Was es bedeutet, wenn die britische Währung fällt, weiß Boris Johnson aus Erfahrung. Als er 2008 noch Kolumnist bei der Zeitung "The Telegraph" war, regte er sich enorm über den damaligen Absturz des Pfunds auf. Mit seiner Familie hatte er einen Skiurlaub in Frankreich gebucht. Dann stellte er fest, dass der teurer als erwartet werden würde, weil der Wechselkurs so mies ausfiel.

Die Schuld dafür gab Johnson dem damaligen Premierminister Gordon Brown. Das fallende Pfund, wetterte er, werde zur „nationalen Demütigung“. Und heute? Da ist Boris Johnson selbst Premierminister und sorgt prompt mit seinen Aussagen für einen Verfall beim Pfund.

Seit Johnson vergangene Woche in der Downing Street 10 eingezogen ist, gibt die britische Währung nach. Vom „BoJo“-Effekt ist bereits die Rede. Für ein Pfund bekommt man inzwischen nur noch knapp 1,10 Euro. Das ist nah dran am letzten Allzeittief. Auch gegenüber dem Dollar hat die britische Währung kräftig nachgegeben.
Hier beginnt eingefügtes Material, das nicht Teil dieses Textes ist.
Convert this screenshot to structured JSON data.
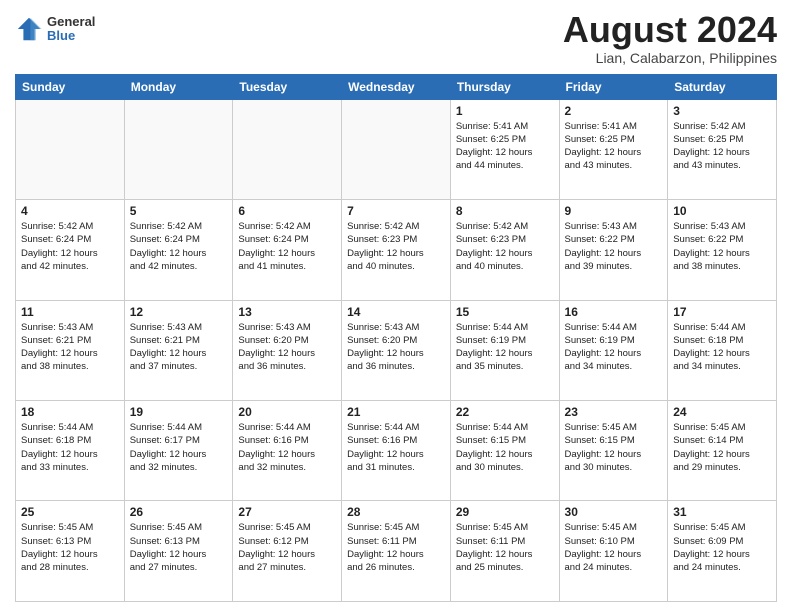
{
  "header": {
    "logo_general": "General",
    "logo_blue": "Blue",
    "month_year": "August 2024",
    "location": "Lian, Calabarzon, Philippines"
  },
  "days_of_week": [
    "Sunday",
    "Monday",
    "Tuesday",
    "Wednesday",
    "Thursday",
    "Friday",
    "Saturday"
  ],
  "weeks": [
    [
      {
        "day": "",
        "info": ""
      },
      {
        "day": "",
        "info": ""
      },
      {
        "day": "",
        "info": ""
      },
      {
        "day": "",
        "info": ""
      },
      {
        "day": "1",
        "info": "Sunrise: 5:41 AM\nSunset: 6:25 PM\nDaylight: 12 hours\nand 44 minutes."
      },
      {
        "day": "2",
        "info": "Sunrise: 5:41 AM\nSunset: 6:25 PM\nDaylight: 12 hours\nand 43 minutes."
      },
      {
        "day": "3",
        "info": "Sunrise: 5:42 AM\nSunset: 6:25 PM\nDaylight: 12 hours\nand 43 minutes."
      }
    ],
    [
      {
        "day": "4",
        "info": "Sunrise: 5:42 AM\nSunset: 6:24 PM\nDaylight: 12 hours\nand 42 minutes."
      },
      {
        "day": "5",
        "info": "Sunrise: 5:42 AM\nSunset: 6:24 PM\nDaylight: 12 hours\nand 42 minutes."
      },
      {
        "day": "6",
        "info": "Sunrise: 5:42 AM\nSunset: 6:24 PM\nDaylight: 12 hours\nand 41 minutes."
      },
      {
        "day": "7",
        "info": "Sunrise: 5:42 AM\nSunset: 6:23 PM\nDaylight: 12 hours\nand 40 minutes."
      },
      {
        "day": "8",
        "info": "Sunrise: 5:42 AM\nSunset: 6:23 PM\nDaylight: 12 hours\nand 40 minutes."
      },
      {
        "day": "9",
        "info": "Sunrise: 5:43 AM\nSunset: 6:22 PM\nDaylight: 12 hours\nand 39 minutes."
      },
      {
        "day": "10",
        "info": "Sunrise: 5:43 AM\nSunset: 6:22 PM\nDaylight: 12 hours\nand 38 minutes."
      }
    ],
    [
      {
        "day": "11",
        "info": "Sunrise: 5:43 AM\nSunset: 6:21 PM\nDaylight: 12 hours\nand 38 minutes."
      },
      {
        "day": "12",
        "info": "Sunrise: 5:43 AM\nSunset: 6:21 PM\nDaylight: 12 hours\nand 37 minutes."
      },
      {
        "day": "13",
        "info": "Sunrise: 5:43 AM\nSunset: 6:20 PM\nDaylight: 12 hours\nand 36 minutes."
      },
      {
        "day": "14",
        "info": "Sunrise: 5:43 AM\nSunset: 6:20 PM\nDaylight: 12 hours\nand 36 minutes."
      },
      {
        "day": "15",
        "info": "Sunrise: 5:44 AM\nSunset: 6:19 PM\nDaylight: 12 hours\nand 35 minutes."
      },
      {
        "day": "16",
        "info": "Sunrise: 5:44 AM\nSunset: 6:19 PM\nDaylight: 12 hours\nand 34 minutes."
      },
      {
        "day": "17",
        "info": "Sunrise: 5:44 AM\nSunset: 6:18 PM\nDaylight: 12 hours\nand 34 minutes."
      }
    ],
    [
      {
        "day": "18",
        "info": "Sunrise: 5:44 AM\nSunset: 6:18 PM\nDaylight: 12 hours\nand 33 minutes."
      },
      {
        "day": "19",
        "info": "Sunrise: 5:44 AM\nSunset: 6:17 PM\nDaylight: 12 hours\nand 32 minutes."
      },
      {
        "day": "20",
        "info": "Sunrise: 5:44 AM\nSunset: 6:16 PM\nDaylight: 12 hours\nand 32 minutes."
      },
      {
        "day": "21",
        "info": "Sunrise: 5:44 AM\nSunset: 6:16 PM\nDaylight: 12 hours\nand 31 minutes."
      },
      {
        "day": "22",
        "info": "Sunrise: 5:44 AM\nSunset: 6:15 PM\nDaylight: 12 hours\nand 30 minutes."
      },
      {
        "day": "23",
        "info": "Sunrise: 5:45 AM\nSunset: 6:15 PM\nDaylight: 12 hours\nand 30 minutes."
      },
      {
        "day": "24",
        "info": "Sunrise: 5:45 AM\nSunset: 6:14 PM\nDaylight: 12 hours\nand 29 minutes."
      }
    ],
    [
      {
        "day": "25",
        "info": "Sunrise: 5:45 AM\nSunset: 6:13 PM\nDaylight: 12 hours\nand 28 minutes."
      },
      {
        "day": "26",
        "info": "Sunrise: 5:45 AM\nSunset: 6:13 PM\nDaylight: 12 hours\nand 27 minutes."
      },
      {
        "day": "27",
        "info": "Sunrise: 5:45 AM\nSunset: 6:12 PM\nDaylight: 12 hours\nand 27 minutes."
      },
      {
        "day": "28",
        "info": "Sunrise: 5:45 AM\nSunset: 6:11 PM\nDaylight: 12 hours\nand 26 minutes."
      },
      {
        "day": "29",
        "info": "Sunrise: 5:45 AM\nSunset: 6:11 PM\nDaylight: 12 hours\nand 25 minutes."
      },
      {
        "day": "30",
        "info": "Sunrise: 5:45 AM\nSunset: 6:10 PM\nDaylight: 12 hours\nand 24 minutes."
      },
      {
        "day": "31",
        "info": "Sunrise: 5:45 AM\nSunset: 6:09 PM\nDaylight: 12 hours\nand 24 minutes."
      }
    ]
  ]
}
Der ungeregelte Brexit als Preisdrücker

Der Grund dafür sind Johnsons Aussagen über einen harten Brexit. Der neue Premierminister will das Vereinigte Königreich um jeden Preis Ende Oktober aus der EU führen – notfalls auch ohne Deal. Investoren reagieren darauf und tauschen Pfund in Dollar oder Euro um. Getrieben werden sie dabei von der Angst, dass die Währung im Falle eines EU-Austritts ohne Regelung noch stärker fallen könnte. Experten bezeichnen das Pfund deshalb auch schon als „inoffizielle Opposition“, weil es immer dann nachgibt, wenn der ungeregelte Brexit wahrscheinlicher wird.
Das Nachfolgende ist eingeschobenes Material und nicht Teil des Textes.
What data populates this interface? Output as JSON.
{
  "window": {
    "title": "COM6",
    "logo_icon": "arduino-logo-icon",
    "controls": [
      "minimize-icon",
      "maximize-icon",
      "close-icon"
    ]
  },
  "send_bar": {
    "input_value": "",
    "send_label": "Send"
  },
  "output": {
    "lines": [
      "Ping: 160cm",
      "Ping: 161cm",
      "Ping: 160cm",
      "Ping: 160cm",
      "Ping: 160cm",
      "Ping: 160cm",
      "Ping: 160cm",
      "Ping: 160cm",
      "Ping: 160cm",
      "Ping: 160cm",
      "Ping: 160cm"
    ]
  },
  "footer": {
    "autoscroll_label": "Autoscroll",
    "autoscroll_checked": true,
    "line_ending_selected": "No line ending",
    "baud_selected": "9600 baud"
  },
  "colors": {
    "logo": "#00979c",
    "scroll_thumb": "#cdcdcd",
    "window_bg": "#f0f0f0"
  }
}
Für die britische Wirtschaft wird der Verfall der Währung dabei zunehmend zum Problem. Theoretisch profitieren britische Firmen zwar davon: Schließlich werden für Ausländer aufgrund des schwachen Wechselkurses britische Produkte günstiger. Das Land hat allerdings wenig Waren, die hundertprozentig Made in Britain sind. Für vieles sind sie auf Vorleistungsgüter angewiesen, die sie im Ausland einkaufen müssen – und die durch das schwache Pfund für sie teurer werden.

Das beste Beispiel dafür ist Rolls Royce. Der Autobauer fertigt seine Wagen zwar in Großbritannien, 92 Prozent der darin verbauten Teile aber kommen aus Übersee: deutschen Ursprungs etwa sind Sitze, Leder, Motoren und Karosserie. Fällt das Pfund im Vergleich zum Euro, werden all diese Teile für Rolls Royce teurer.

Für britische Verbraucher wird es teurer

Deshalb hat in den letzten Jahren der Export der Briten trotz fallender Wechselkurse kaum angezogen. Dazu kommt, dass die wichtigste Branche im Land noch immer der Finanzsektor in London ist. Und der leidet eher unter dem Verfall der Währung.

Auch für die britischen Verbraucher ist das schwache Pfund eine Belastung. Großbritannien muss zum Beispiel viele Lebensmittel importieren. Doch kaufen die Briten Käse, Schokolade oder Olivenöl in der Eurozone ein, zahlen sie dafür derzeit extra viel. Diese höheren Preise geben die Händler in der Regel schnell an die britischen Verbraucher weiter. Bis aber die Einkommen steigen und das ausgleichen, dauert es.

Da ist es ein schwacher Trost, dass der niedrige Wechselkurs dem Tourismus im Land hilft. Schließlich profitieren Ausländer spürbar davon. Für sie, schrieb jüngst der Guardian, werde London in diesem Sommer zum Shoppingparadies.